Experience with arthrotomy and primary femoral shortening to gain reduction and flexion of the knee has been more encouraging ( Fig. 37.24 ). The purpose of femoral shortening is to lengthen the quadriceps mechanism without extensive dissection and lengthening of the muscle-tendon unit itself. With shortening of the femur, the extension contracture is decompressed, and with a more limited arthrotomy, intraarticular and extraarticular obstructions to reduction of the knee can be released or excised without damage to the suprapatellar quadriceps mechanism itself. The patellofemoral joint can be realigned by extending the arthrotomy proximally on the lateral side of the knee, freeing the patella from its laterally dislocated position, and realigning it in its appropriate intercondylar groove, again aided by femoral shortening. The bony shortening is stabilized by an appropriately sized small or mini-DCP plate (dynamic compression plate). After bony healing, the knees are splinted in a flexed position and gradually brought to full extension as the child grows and ambulatory status develops. Additional details of this technique are available elsewhere.

Late angular deformity, primarily valgus, is common following knee reduction surgery. If the valgus is associated with marked anterolateral instability, ligamentous reconstruction can be attempted. We have used the iliotibial band transfer to substitute for the anterior cruciate ligament, combined with imbrication of the posteromedial corner to stabilize such knees, with definite short-term improvement. Over the longer term, subluxation may recur because of gradual stretching of the ligamentous replacement. As always, any transphyseal cruciate ligament transfer in an immature knee risks a growth disturbance of the proximal tibial physis (see Fig. 37.24E ). However, the stability obtained by the ligament and capsular reconstruction is invaluable to the ultimate function of the knee and is well worth the risk of physeal growth disturbance, which can be addressed later by appropriate lengthening and angular correction. Bony realignment by varus osteotomy may also be appropriate for valgus alignment. Although it does not directly address the pathologic ligamentous and articular structures, realignment may improve symptomatic valgus by preventing further stretching of the medial and posterior capsules.

Foot Deformities

Foot deformities in Larsen syndrome usually include equinovarus or equinovalgus. Foot deformities are usually addressed after the knee and hip have been stabilized. As with other congenital foot problems involving significant equinus, waiting until the patient is ambulatory and fully weight bearing is beneficial in terms of maintaining correction. Although operative treatment is frequently required for equinovarus deformities, it is not unreasonable to attempt closed correction with casting or other stretching techniques while the hip and knee joints are undergoing treatment. The equinus of Larsen syndrome tends to be resistant, however, and Achilles tendon lengthening and posterior release will likely be required to achieve a plantigrade foot. Because of the overall ligamentous laxity, caution is recommended when releasing other components of the clubfoot, because hyperpronated valgus overcorrection is common. An apparently rigid clubfoot in an infant may later become pathologically flexible. Minimal release of the equinus and hindfoot varus in a 1-year-old who has completed treatment for other joint dislocations may be all that is required.

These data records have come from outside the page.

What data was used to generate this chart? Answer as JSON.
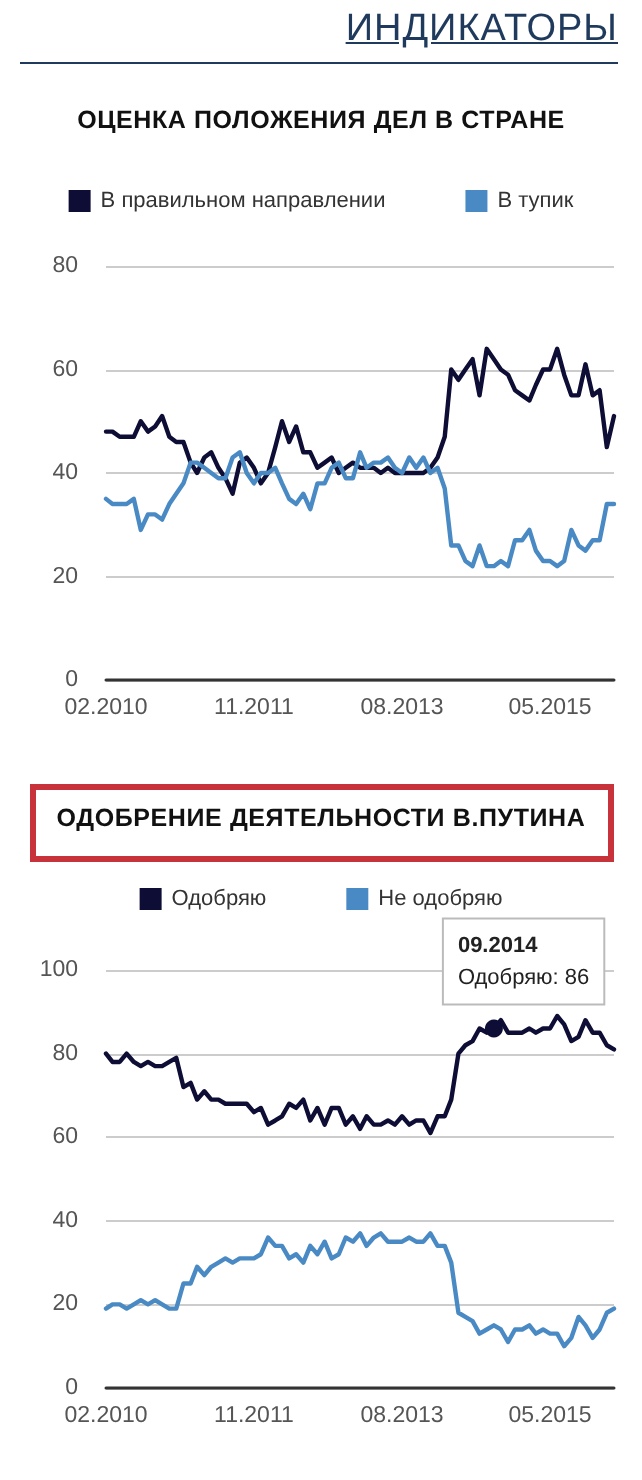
{
  "chart_data": [
    {
      "type": "line",
      "title": "ОЦЕНКА ПОЛОЖЕНИЯ ДЕЛ В СТРАНЕ",
      "annotations": [
        "ИНДИКАТОРЫ"
      ],
      "x": [
        "2010-02",
        "2010-03",
        "2010-04",
        "2010-05",
        "2010-06",
        "2010-07",
        "2010-08",
        "2010-09",
        "2010-10",
        "2010-11",
        "2010-12",
        "2011-01",
        "2011-02",
        "2011-03",
        "2011-04",
        "2011-05",
        "2011-06",
        "2011-07",
        "2011-08",
        "2011-09",
        "2011-10",
        "2011-11",
        "2011-12",
        "2012-01",
        "2012-02",
        "2012-03",
        "2012-04",
        "2012-05",
        "2012-06",
        "2012-07",
        "2012-08",
        "2012-09",
        "2012-10",
        "2012-11",
        "2012-12",
        "2013-01",
        "2013-02",
        "2013-03",
        "2013-04",
        "2013-05",
        "2013-06",
        "2013-07",
        "2013-08",
        "2013-09",
        "2013-10",
        "2013-11",
        "2013-12",
        "2014-01",
        "2014-02",
        "2014-03",
        "2014-04",
        "2014-05",
        "2014-06",
        "2014-07",
        "2014-08",
        "2014-09",
        "2014-10",
        "2014-11",
        "2014-12",
        "2015-01",
        "2015-02",
        "2015-03",
        "2015-04",
        "2015-05",
        "2015-06",
        "2015-07",
        "2015-08",
        "2015-09",
        "2015-10",
        "2015-11",
        "2015-12",
        "2016-01",
        "2016-02"
      ],
      "series": [
        {
          "name": "В правильном направлении",
          "color": "#0d0d35",
          "values": [
            48,
            48,
            47,
            47,
            47,
            50,
            48,
            49,
            51,
            47,
            46,
            46,
            42,
            40,
            43,
            44,
            41,
            39,
            36,
            42,
            43,
            41,
            38,
            40,
            45,
            50,
            46,
            49,
            44,
            44,
            41,
            42,
            43,
            40,
            41,
            42,
            41,
            41,
            41,
            40,
            41,
            40,
            40,
            40,
            40,
            40,
            41,
            43,
            47,
            60,
            58,
            60,
            62,
            55,
            64,
            62,
            60,
            59,
            56,
            55,
            54,
            57,
            60,
            60,
            64,
            59,
            55,
            55,
            61,
            55,
            56,
            45,
            51
          ]
        },
        {
          "name": "В тупик",
          "color": "#4a8ac4",
          "values": [
            35,
            34,
            34,
            34,
            35,
            29,
            32,
            32,
            31,
            34,
            36,
            38,
            42,
            42,
            41,
            40,
            39,
            39,
            43,
            44,
            40,
            38,
            40,
            40,
            41,
            38,
            35,
            34,
            36,
            33,
            38,
            38,
            41,
            42,
            39,
            39,
            44,
            41,
            42,
            42,
            43,
            41,
            40,
            43,
            41,
            43,
            40,
            41,
            37,
            26,
            26,
            23,
            22,
            26,
            22,
            22,
            23,
            22,
            27,
            27,
            29,
            25,
            23,
            23,
            22,
            23,
            29,
            26,
            25,
            27,
            27,
            34,
            34
          ]
        }
      ],
      "xlim": [
        "2010-02",
        "2016-02"
      ],
      "xticks": [
        {
          "value": "2010-02",
          "label": "02.2010"
        },
        {
          "value": "2011-11",
          "label": "11.2011"
        },
        {
          "value": "2013-08",
          "label": "08.2013"
        },
        {
          "value": "2015-05",
          "label": "05.2015"
        }
      ],
      "ylim": [
        0,
        80
      ],
      "yticks": [
        0,
        20,
        40,
        60,
        80
      ],
      "grid": "y",
      "legend": "top",
      "marker": "none",
      "line_style": "solid"
    },
    {
      "type": "line",
      "title": "ОДОБРЕНИЕ ДЕЯТЕЛЬНОСТИ В.ПУТИНА",
      "annotations": [
        {
          "text": "09.2014\nОдобряю: 86",
          "x": "2014-09",
          "y": 86
        }
      ],
      "x": [
        "2010-02",
        "2010-03",
        "2010-04",
        "2010-05",
        "2010-06",
        "2010-07",
        "2010-08",
        "2010-09",
        "2010-10",
        "2010-11",
        "2010-12",
        "2011-01",
        "2011-02",
        "2011-03",
        "2011-04",
        "2011-05",
        "2011-06",
        "2011-07",
        "2011-08",
        "2011-09",
        "2011-10",
        "2011-11",
        "2011-12",
        "2012-01",
        "2012-02",
        "2012-03",
        "2012-04",
        "2012-05",
        "2012-06",
        "2012-07",
        "2012-08",
        "2012-09",
        "2012-10",
        "2012-11",
        "2012-12",
        "2013-01",
        "2013-02",
        "2013-03",
        "2013-04",
        "2013-05",
        "2013-06",
        "2013-07",
        "2013-08",
        "2013-09",
        "2013-10",
        "2013-11",
        "2013-12",
        "2014-01",
        "2014-02",
        "2014-03",
        "2014-04",
        "2014-05",
        "2014-06",
        "2014-07",
        "2014-08",
        "2014-09",
        "2014-10",
        "2014-11",
        "2014-12",
        "2015-01",
        "2015-02",
        "2015-03",
        "2015-04",
        "2015-05",
        "2015-06",
        "2015-07",
        "2015-08",
        "2015-09",
        "2015-10",
        "2015-11",
        "2015-12",
        "2016-01",
        "2016-02"
      ],
      "series": [
        {
          "name": "Одобряю",
          "color": "#0d0d35",
          "values": [
            80,
            78,
            78,
            80,
            78,
            77,
            78,
            77,
            77,
            78,
            79,
            72,
            73,
            69,
            71,
            69,
            69,
            68,
            68,
            68,
            68,
            66,
            67,
            63,
            64,
            65,
            68,
            67,
            69,
            64,
            67,
            63,
            67,
            67,
            63,
            65,
            62,
            65,
            63,
            63,
            64,
            63,
            65,
            63,
            64,
            64,
            61,
            65,
            65,
            69,
            80,
            82,
            83,
            86,
            85,
            86,
            88,
            85,
            85,
            85,
            86,
            85,
            86,
            86,
            89,
            87,
            83,
            84,
            88,
            85,
            85,
            82,
            81
          ]
        },
        {
          "name": "Не одобряю",
          "color": "#4a8ac4",
          "values": [
            19,
            20,
            20,
            19,
            20,
            21,
            20,
            21,
            20,
            19,
            19,
            25,
            25,
            29,
            27,
            29,
            30,
            31,
            30,
            31,
            31,
            31,
            32,
            36,
            34,
            34,
            31,
            32,
            30,
            34,
            32,
            35,
            31,
            32,
            36,
            35,
            37,
            34,
            36,
            37,
            35,
            35,
            35,
            36,
            35,
            35,
            37,
            34,
            34,
            30,
            18,
            17,
            16,
            13,
            14,
            15,
            14,
            11,
            14,
            14,
            15,
            13,
            14,
            13,
            13,
            10,
            12,
            17,
            15,
            12,
            14,
            18,
            19
          ]
        }
      ],
      "xlim": [
        "2010-02",
        "2016-02"
      ],
      "xticks": [
        {
          "value": "2010-02",
          "label": "02.2010"
        },
        {
          "value": "2011-11",
          "label": "11.2011"
        },
        {
          "value": "2013-08",
          "label": "08.2013"
        },
        {
          "value": "2015-05",
          "label": "05.2015"
        }
      ],
      "ylim": [
        0,
        100
      ],
      "yticks": [
        0,
        20,
        40,
        60,
        80,
        100
      ],
      "grid": "y",
      "legend": "top",
      "marker": "none",
      "line_style": "solid"
    }
  ]
}
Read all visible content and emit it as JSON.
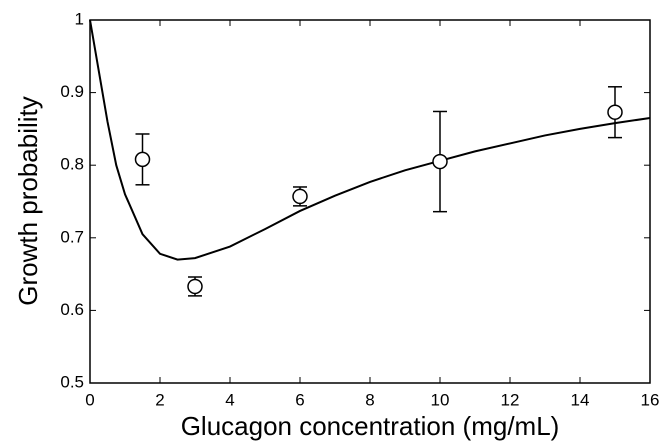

Equinovalgus deformities may not require treatment at all or may require only Achilles tendon lengthening. Patients with Larsen syndrome also tend to develop serpentine or Z-foot deformities, in which hindfoot valgus is combined with forefoot adductus ( Fig. 37.25 ). Because of the ligamentous laxity, the feet of patients with Larsen syndrome frequently appear to have significant deformity in the weight-bearing position but remain asymptomatic. Surgical intervention is rarely required, and supportive shoes or orthoses are usually sufficient. On occasion, however, it may be necessary to correct the hyperpronated portion of the deformity by hindfoot stabilization.